Un cuerpo como los demás

Fotografía de Vanessa Terán Iturralde
Estaba amaneciendo y parecía que la ciudad se difuminaba por la lluvia; el río aumentaba su caudal con rabia, abriéndose camino, luchando contra el asfalto. Se estaba tragando las construcciones de cemento como si fueran de cartón y ni ella ni nosotros nos habíamos dado cuenta. Por aquella época andábamos preocupados con los hallazgos de los cadáveres y sólo queríamos identificarlos.
Uno del grupo reconoció a la rubia; cuando le pregunté quién era no me contestó. Tal vez sí lo hizo, pero no entendí la frase, a lo mejor porque los vaticinios modernos siempre parecen ficciones.
—Es mejor que no sepas, te daría lo mismo. Los muertos tienen la suerte de poder perder el nombre—, dijo.
Tenía razón, sobre todo porque a lo largo de mi vida había visto muchas tumbas sin epitafio, sin fecha, sin identificación. Si hubo un nombre alguna vez grabado hoy ya no se podía leer, lo que era igual a no haberlo tenido nunca.
—¿Cómo era?—, le pregunté con voz no muy clara.
—Redonda—, contestó para mi sorpresa, pues todavía dudo de su capacidad auditiva.
La mujer había muerto ahogada; sólo tenía un pañuelo atigrado largo y afelpado atado al cuello. Se le veía una cicatriz alargada en el vientre y un aro en la nariz. Si mis ojos no fueran los de un experto hubiera pensado que era cierta esta muerte por ahogamiento, pero no, a esa mujer la habían estrangulado al igual que a los otros que fuimos encontrando.
La garúa hizo que me sintiera ansioso porque sabía que pronto se avecinaría una tormenta. Las calles se convierten en canales venecianos cuando se descarga el cielo, la basura en góndolas miniaturizadas que navegan sin sentido ni orden aparente hasta que encuentran el cauce del río o del estero.
Estoy seguro de que los otros pensaban en los cuerpos esparcidos por los árboles de los parques, colgados como marionetas, enterrados en las jardineras como flores frescas.
Escuché un sonido hueco, igual al que producen las caracolas de mar y me llené de calma, tanto que caí en el sopor típico de la media tarde en el que bajan las puertas de los negocios y todo parece morir hasta que se reanuda el comercio. Debe haber sido ese sueño de la tarde el que me llevó a este sitio.
Si nos hubiésemos dado cuenta de que el río se estaba tragando a la ciudad como una gran boa, tal vez habría quedado tiempo para las despedidas, alargando un poco el final único y al mismo tiempo predecible de las historias de amor, sólo que esta no era una historia de amor, sino la historia de la Gran Inundación. Porque Guayaquil se destruyó varias veces por los incendios, pero también por las aguas crecidas que lo fueron sepultando todo.
Durante las siguientes siete noches y siete días siguieron apareciendo los cadáveres y la lluvia se intensificó hasta que  a la octava mañana salió el sol y se posó extrañamente sobre la ciudad como observador del curso de los acontecimientos. Una vez que las aguas empezaron a retroceder dejaron en las aceras, en los parques y sobre los vehículos los últimos cadáveres que no habían sido levantados aún.


***

María Paulina Briones Layana (Guayaquil, 1974).
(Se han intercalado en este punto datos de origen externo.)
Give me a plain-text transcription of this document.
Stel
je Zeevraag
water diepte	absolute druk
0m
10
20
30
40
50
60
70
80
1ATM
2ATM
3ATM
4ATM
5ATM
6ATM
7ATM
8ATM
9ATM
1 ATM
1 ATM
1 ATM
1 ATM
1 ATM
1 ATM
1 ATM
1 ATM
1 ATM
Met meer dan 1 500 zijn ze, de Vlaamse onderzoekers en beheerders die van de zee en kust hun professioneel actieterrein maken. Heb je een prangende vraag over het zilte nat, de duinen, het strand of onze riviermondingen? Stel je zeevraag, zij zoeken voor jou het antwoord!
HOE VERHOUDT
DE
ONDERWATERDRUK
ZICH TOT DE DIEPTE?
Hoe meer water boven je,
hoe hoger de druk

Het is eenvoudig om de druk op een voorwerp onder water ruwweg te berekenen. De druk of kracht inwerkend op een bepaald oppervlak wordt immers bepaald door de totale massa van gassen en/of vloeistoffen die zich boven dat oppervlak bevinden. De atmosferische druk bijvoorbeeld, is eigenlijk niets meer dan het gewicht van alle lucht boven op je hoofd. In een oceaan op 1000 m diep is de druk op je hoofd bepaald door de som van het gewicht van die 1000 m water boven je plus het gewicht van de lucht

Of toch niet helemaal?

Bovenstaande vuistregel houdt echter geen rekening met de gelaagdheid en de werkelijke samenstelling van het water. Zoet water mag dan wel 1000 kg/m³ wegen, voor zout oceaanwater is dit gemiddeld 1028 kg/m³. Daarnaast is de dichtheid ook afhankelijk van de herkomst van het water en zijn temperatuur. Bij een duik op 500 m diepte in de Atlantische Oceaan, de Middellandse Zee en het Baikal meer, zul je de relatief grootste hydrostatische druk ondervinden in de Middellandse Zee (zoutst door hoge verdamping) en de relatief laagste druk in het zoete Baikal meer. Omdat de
Es periodista, profesora y editora. Posee una Licenciatura en Literatura por la Universidad Católica de Guayaquil y una Maestría en Edición  por la Universidad de Salamanca. Creó La Casa Morada, empresa de  iniciativas culturales en 2009 y Cadáver Exquisito Ediciones en 2012.  En 2013 la Campaña de lectura Eugenio Espejo editó su primera novela corta, Extrañas. La revista cultural virtual hispanoamericana El otro lunes publicó un extracto de Extrañas y en 2014,  Revista Cultural Latinoamericana El Guaraguao (n° 44) publicó dos microrrelatos: “Infame, crónica de una traición” e “Invierno”. En septiembre de este año la editorial argentina Línea primitiva lanzará su primer libro de relatos: El árbol negro. Actualmente trabaja en el libro de poemas Otras carnes nobles.